Under the circumstances, and given the nature of the claims against Klain and Per Scholas, I think it is not appropriate for me to publish my comments, but I would like to point out one fact not contained in the lawsuit documentation: the Association for Software Testing committed their resources  to the Per Scholas training program in NYC while Keith Klain was a member of the AST Board of Directors. I expect that the current and recent officers of the AST are extremely interested in the outcome of this lawsuit.

Klain says this about software testers: "Software testing is a strange business. It’s commoditized (sic), devalued, misunderstood, and goes through cycles of being chopped, changed, and lives at the front lines of imminent takeover by our robot overlords. Why anyone would want to be a professional software tester is even harder to understand." Read the whole thing

Interestingly, Klain and the people involved in this Per Scholas project are also the most vocal opponents of software testing certification, sometimes with questionable approaches to gutting certification efforts.

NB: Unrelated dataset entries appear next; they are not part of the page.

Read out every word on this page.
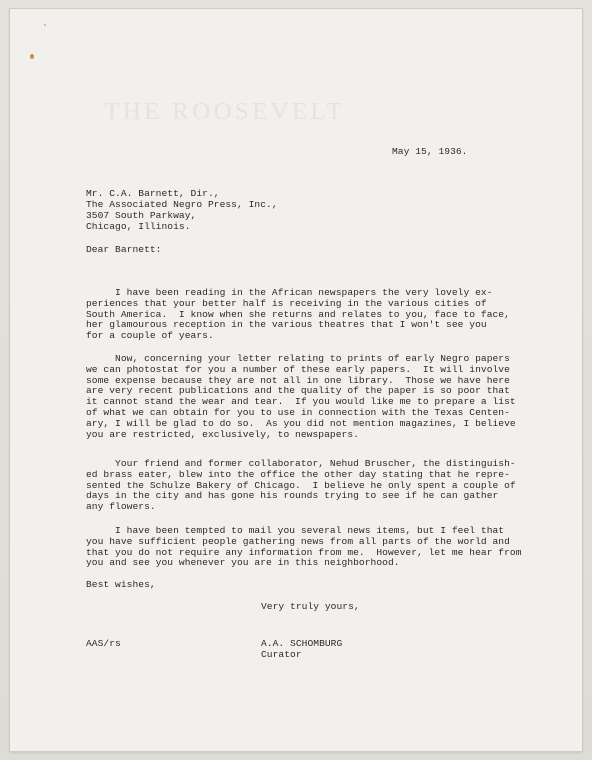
THE ROOSEVELT
May 15, 1936.
Mr. C.A. Barnett, Dir.,
The Associated Negro Press, Inc.,
3507 South Parkway,
Chicago, Illinois.
Dear Barnett:
I have been reading in the African newspapers the very lovely ex-
periences that your better half is receiving in the various cities of
South America.  I know when she returns and relates to you, face to face,
her glamourous reception in the various theatres that I won't see you
for a couple of years.
Now, concerning your letter relating to prints of early Negro papers
we can photostat for you a number of these early papers.  It will involve
some expense because they are not all in one library.  Those we have here
are very recent publications and the quality of the paper is so poor that
it cannot stand the wear and tear.  If you would like me to prepare a list
of what we can obtain for you to use in connection with the Texas Centen-
ary, I will be glad to do so.  As you did not mention magazines, I believe
you are restricted, exclusively, to newspapers.
Your friend and former collaborator, Nehud Bruscher, the distinguish-
ed brass eater, blew into the office the other day stating that he repre-
sented the Schulze Bakery of Chicago.  I believe he only spent a couple of
days in the city and has gone his rounds trying to see if he can gather
any flowers.
I have been tempted to mail you several news items, but I feel that
you have sufficient people gathering news from all parts of the world and
that you do not require any information from me.  However, let me hear from
you and see you whenever you are in this neighborhood.
Best wishes,
Very truly yours,
AAS/rs	A.A. SCHOMBURG
Curator
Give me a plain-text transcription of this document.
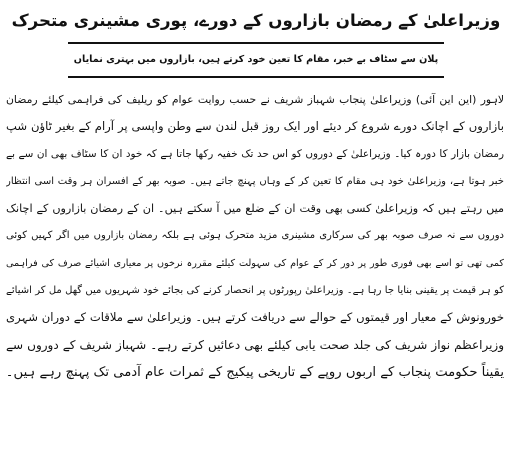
وزیراعلیٰ کے رمضان بازاروں کے دورے، پوری مشینری متحرک
پلان سے سٹاف بے خبر، مقام کا تعین خود کرتے ہیں، بازاروں میں بہتری نمایاں
لاہور (این این آئی) وزیراعلیٰ پنجاب شہباز شریف نے حسب روایت عوام کو ریلیف کی فراہمی کیلئے رمضان
بازاروں کے اچانک دورے شروع کر دیئے اور ایک روز قبل لندن سے وطن واپسی پر آرام کے بغیر ٹاؤن شپ
رمضان بازار کا دورہ کیا۔ وزیراعلیٰ کے دوروں کو اس حد تک خفیہ رکھا جاتا ہے کہ خود ان کا سٹاف بھی ان سے بے
خبر ہوتا ہے، وزیراعلیٰ خود ہی مقام کا تعین کر کے وہاں پہنچ جاتے ہیں۔ صوبہ بھر کے افسران ہر وقت اسی انتظار
میں رہتے ہیں کہ وزیراعلیٰ کسی بھی وقت ان کے ضلع میں آ سکتے ہیں۔ ان کے رمضان بازاروں کے اچانک
دوروں سے نہ صرف صوبہ بھر کی سرکاری مشینری مزید متحرک ہوئی ہے بلکہ رمضان بازاروں میں اگر کہیں کوئی
کمی تھی تو اسے بھی فوری طور پر دور کر کے عوام کی سہولت کیلئے مقررہ نرخوں پر معیاری اشیائے صرف کی فراہمی
کو ہر قیمت پر یقینی بنایا جا رہا ہے۔ وزیراعلیٰ رپورٹوں پر انحصار کرنے کی بجائے خود شہریوں میں گھل مل کر اشیائے
خورونوش کے معیار اور قیمتوں کے حوالے سے دریافت کرتے ہیں۔ وزیراعلیٰ سے ملاقات کے دوران شہری
وزیراعظم نواز شریف کی جلد صحت یابی کیلئے بھی دعائیں کرتے رہے۔ شہباز شریف کے دوروں سے
یقیناً حکومت پنجاب کے اربوں روپے کے تاریخی پیکیج کے ثمرات عام آدمی تک پہنچ رہے ہیں۔
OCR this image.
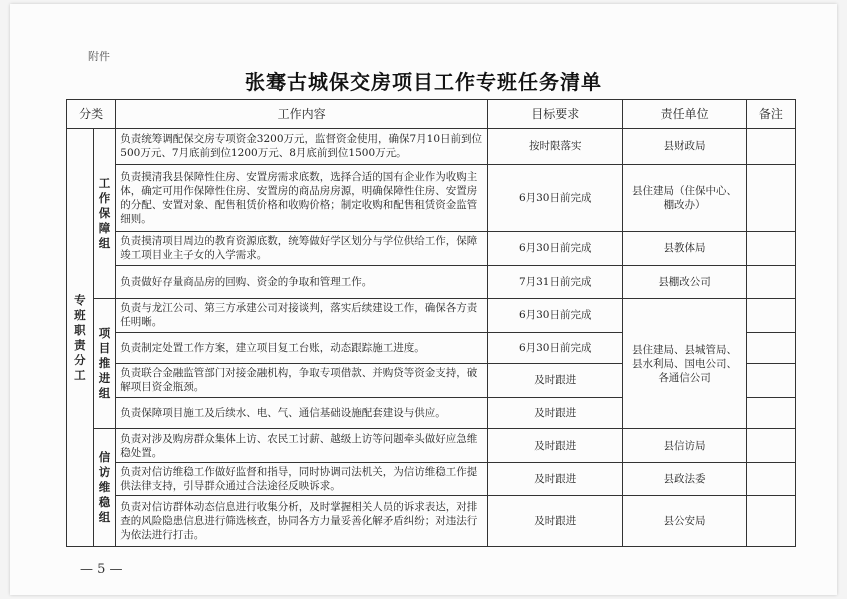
附件
张骞古城保交房项目工作专班任务清单
分类		工作内容	目标要求	责任单位	备注
专班职责分工	工作保障组	负责统筹调配保交房专项资金3200万元，监督资金使用，确保7月10日前到位500万元、7月底前到位1200万元、8月底前到位1500万元。	按时限落实	县财政局	
		负责摸清我县保障性住房、安置房需求底数，选择合适的国有企业作为收购主体，确定可用作保障性住房、安置房的商品房房源，明确保障性住房、安置房的分配、安置对象、配售租赁价格和收购价格；制定收购和配售租赁资金监管细则。	6月30日前完成	县住建局（住保中心、棚改办）	
		负责摸清项目周边的教育资源底数，统筹做好学区划分与学位供给工作，保障竣工项目业主子女的入学需求。	6月30日前完成	县教体局	
		负责做好存量商品房的回购、资金的争取和管理工作。	7月31日前完成	县棚改公司	
	项目推进组	负责与龙江公司、第三方承建公司对接谈判，落实后续建设工作，确保各方责任明晰。	6月30日前完成	县住建局、县城管局、县水利局、国电公司、各通信公司	
		负责制定处置工作方案，建立项目复工台账，动态跟踪施工进度。	6月30日前完成		
		负责联合金融监管部门对接金融机构，争取专项借款、并购贷等资金支持，破解项目资金瓶颈。	及时跟进		
		负责保障项目施工及后续水、电、气、通信基础设施配套建设与供应。	及时跟进		
	信访维稳组	负责对涉及购房群众集体上访、农民工讨薪、越级上访等问题牵头做好应急维稳处置。	及时跟进	县信访局	
		负责对信访维稳工作做好监督和指导，同时协调司法机关，为信访维稳工作提供法律支持，引导群众通过合法途径反映诉求。	及时跟进	县政法委	
		负责对信访群体动态信息进行收集分析，及时掌握相关人员的诉求表达，对排查的风险隐患信息进行筛选核查，协同各方力量妥善化解矛盾纠纷；对违法行为依法进行打击。	及时跟进	县公安局	
— 5 —
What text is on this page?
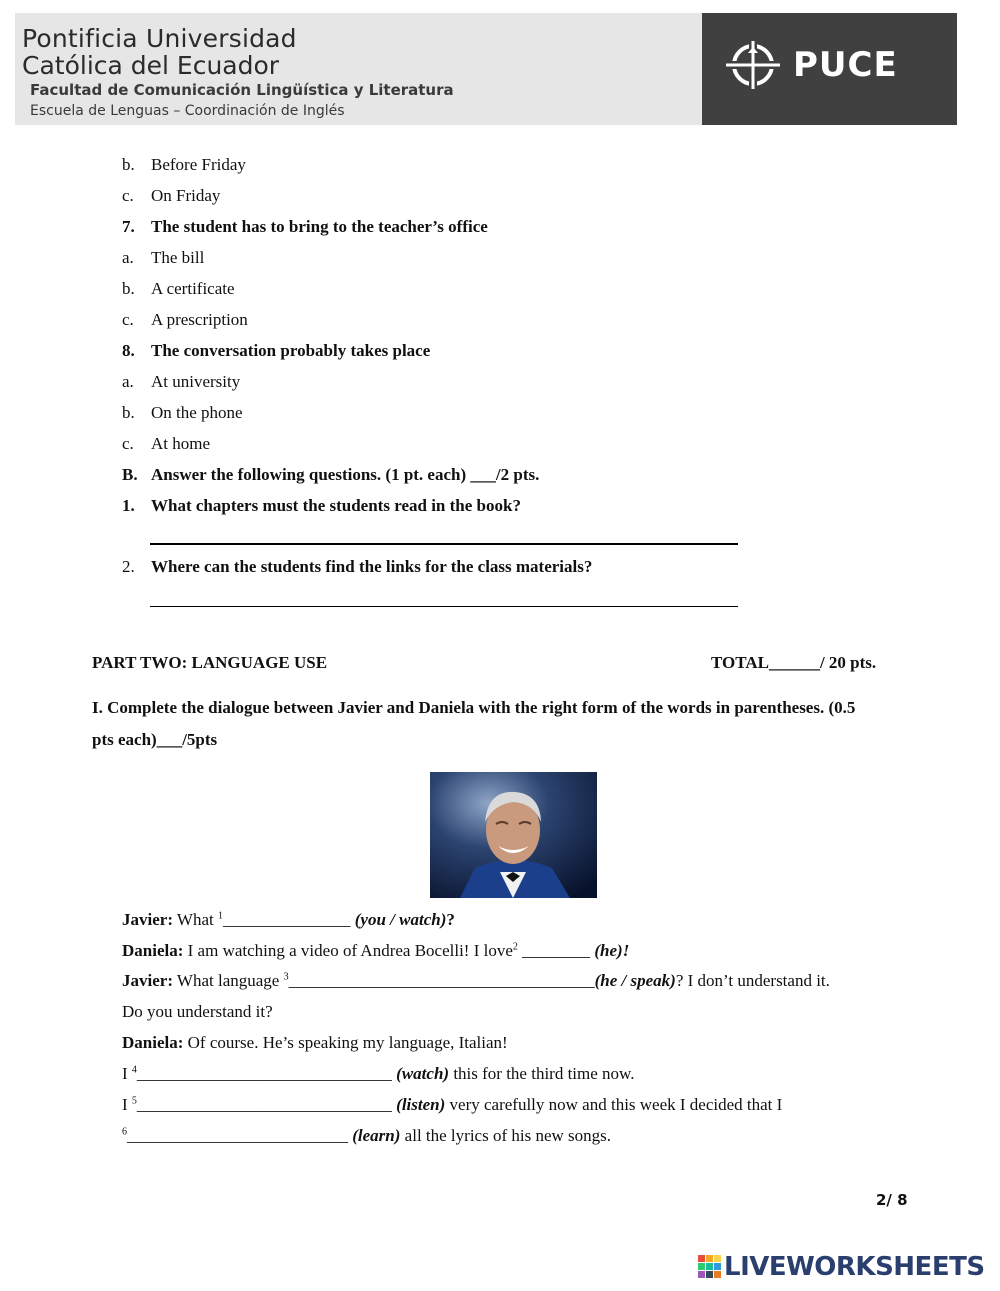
Pontificia Universidad
Católica del Ecuador
Facultad de Comunicación Lingüística y Literatura
Escuela de Lenguas – Coordinación de Inglés
PUCE
b. Before Friday
c. On Friday
7. The student has to bring to the teacher’s office
a. The bill
b. A certificate
c. A prescription
8. The conversation probably takes place
a. At university
b. On the phone
c. At home
B. Answer the following questions. (1 pt. each) ___/2 pts.
1. What chapters must the students read in the book?
2. Where can the students find the links for the class materials?
PART TWO: LANGUAGE USE	TOTAL______/ 20 pts.
I. Complete the dialogue between Javier and Daniela with the right form of the words in parentheses. (0.5
pts each)___/5pts
Javier: What $^1$_______________ (you / watch)?
Daniela: I am watching a video of Andrea Bocelli! I love$^2$ ________ (he)!
Javier: What language $^3$____________________________________(he / speak)? I don’t understand it.
Do you understand it?
Daniela: Of course. He’s speaking my language, Italian!
I $^4$______________________________ (watch) this for the third time now.
I $^5$______________________________ (listen) very carefully now and this week I decided that I
$^6$__________________________ (learn) all the lyrics of his new songs.
2/ 8
LIVEWORKSHEETS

It makes sense that these agents of minimally trained software testers would oppose certification. A global, generally-accepted, inexpensive certification in software testing would allow those entry-level software testers with limited knowledge of modern software development culture to more easily be their own agents in that culture. The market for this sort of exploitation might shrink considerably. In hindsight, I wish I had said this explicitly when I tackled the topic in 2010.  As your career matures, your CV becomes more important than your certifications, but getting certified early on is a perfectly reasonable career move.

As Marlena Compton said in her 2015 essay "A Tableflip Guide: Transitioning from Tester to Developer"  "If you go to a testing conference you’ll find people talking about how you can stay in testing forever and how it is a great career path. I’ve noticed that, often, the testers who shout the loudest about staying in testing forever have carved out their own place in the power structure of the software testing industry." I urge you to read the whole essay.

I'll suggest further that those testers shouting the loudest may also depend on the minimally skilled testing ghetto for their livelihood, and may not have your best interests in mind.

If you as a software tester

are happy with your career path and prospects for growth
are happy with the skills you have and the prospects to develop them further
are respected by everyone on your development team and are treated as a peer
represent your own interests to your employer with good faith on both sides
have technical training available to you
understand technical aspects of software development other than testing

then this essay probably does not describe you. If these things are not true for you, you may be in the software testing ghetto.